À Vitrolles, la panne a commencé le 19 août vers 16 h 30. Le lendemain matin, 2 500 clients restaient privés d’électricité, tandis que 2 500 autres avaient été réalimentés pendant la nuit. Enedis recherchait plusieurs défauts sur le réseau souterrain. À 16 h, près de 70 % des clients touchés avaient retrouvé le courant.

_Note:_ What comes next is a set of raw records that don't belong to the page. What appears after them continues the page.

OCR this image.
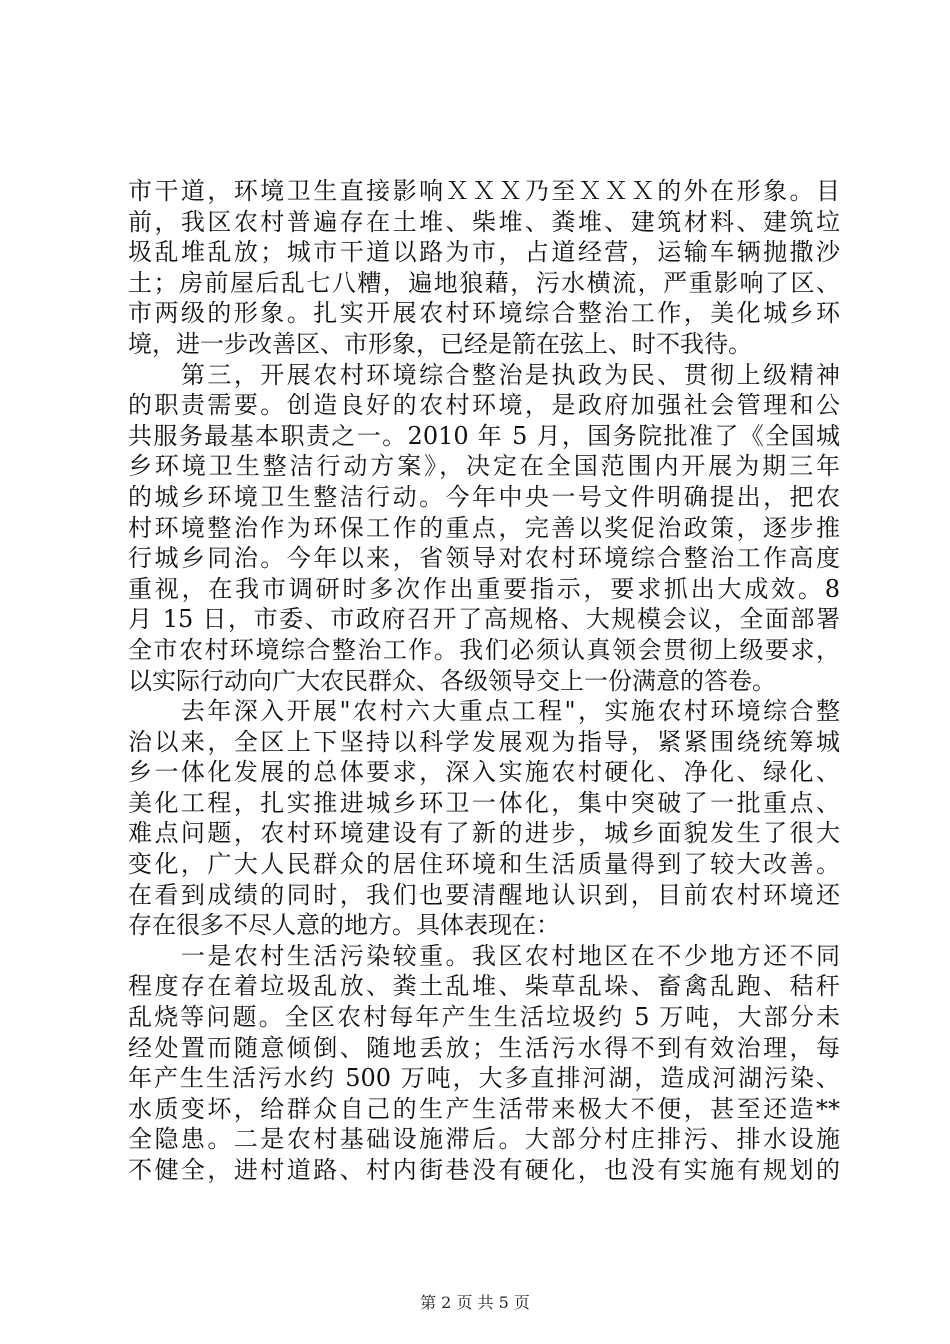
市干道，环境卫生直接影响ＸＸＸ乃至ＸＸＸ的外在形象。目
前，我区农村普遍存在土堆、柴堆、粪堆、建筑材料、建筑垃
圾乱堆乱放；城市干道以路为市，占道经营，运输车辆抛撒沙
土；房前屋后乱七八糟，遍地狼藉，污水横流，严重影响了区、
市两级的形象。扎实开展农村环境综合整治工作，美化城乡环
境，进一步改善区、市形象，已经是箭在弦上、时不我待。
　　第三，开展农村环境综合整治是执政为民、贯彻上级精神
的职责需要。创造良好的农村环境，是政府加强社会管理和公
共服务最基本职责之一。2010 年 5 月，国务院批准了《全国城
乡环境卫生整洁行动方案》，决定在全国范围内开展为期三年
的城乡环境卫生整洁行动。今年中央一号文件明确提出，把农
村环境整治作为环保工作的重点，完善以奖促治政策，逐步推
行城乡同治。今年以来，省领导对农村环境综合整治工作高度
重视，在我市调研时多次作出重要指示，要求抓出大成效。8
月 15 日，市委、市政府召开了高规格、大规模会议，全面部署
全市农村环境综合整治工作。我们必须认真领会贯彻上级要求，
以实际行动向广大农民群众、各级领导交上一份满意的答卷。
　　去年深入开展"农村六大重点工程"，实施农村环境综合整
治以来，全区上下坚持以科学发展观为指导，紧紧围绕统筹城
乡一体化发展的总体要求，深入实施农村硬化、净化、绿化、
美化工程，扎实推进城乡环卫一体化，集中突破了一批重点、
难点问题，农村环境建设有了新的进步，城乡面貌发生了很大
变化，广大人民群众的居住环境和生活质量得到了较大改善。
在看到成绩的同时，我们也要清醒地认识到，目前农村环境还
存在很多不尽人意的地方。具体表现在：
　　一是农村生活污染较重。我区农村地区在不少地方还不同
程度存在着垃圾乱放、粪土乱堆、柴草乱垛、畜禽乱跑、秸秆
乱烧等问题。全区农村每年产生生活垃圾约 5 万吨，大部分未
经处置而随意倾倒、随地丢放；生活污水得不到有效治理，每
年产生生活污水约 500 万吨，大多直排河湖，造成河湖污染、
水质变坏，给群众自己的生产生活带来极大不便，甚至还造**
全隐患。二是农村基础设施滞后。大部分村庄排污、排水设施
不健全，进村道路、村内街巷没有硬化，也没有实施有规划的
第 2 页 共 5 页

La chaleur était directement en cause dans les communiqués d’Enedis relayés par la Ville. Après plusieurs journées très chaudes, les sols goudronnés avaient localement approché 80 °C. Sous la chaussée, cette chaleur s’évacue mal pendant la nuit et continue de solliciter câbles, isolants et boîtes de jonction. Un défaut peut alors déclencher les protections du réseau et couper l’alimentation.
La difficulté commence ensuite sous les pieds des habitants. Sur une ligne aérienne, une rupture peut être visible. Pour un câble enterré, il faut d’abord localiser précisément le défaut avant d’ouvrir la chaussée et de réparer. Le maillage du réseau permet parfois de faire circuler l’électricité par un autre chemin et de réalimenter une partie des clients avant la fin des travaux.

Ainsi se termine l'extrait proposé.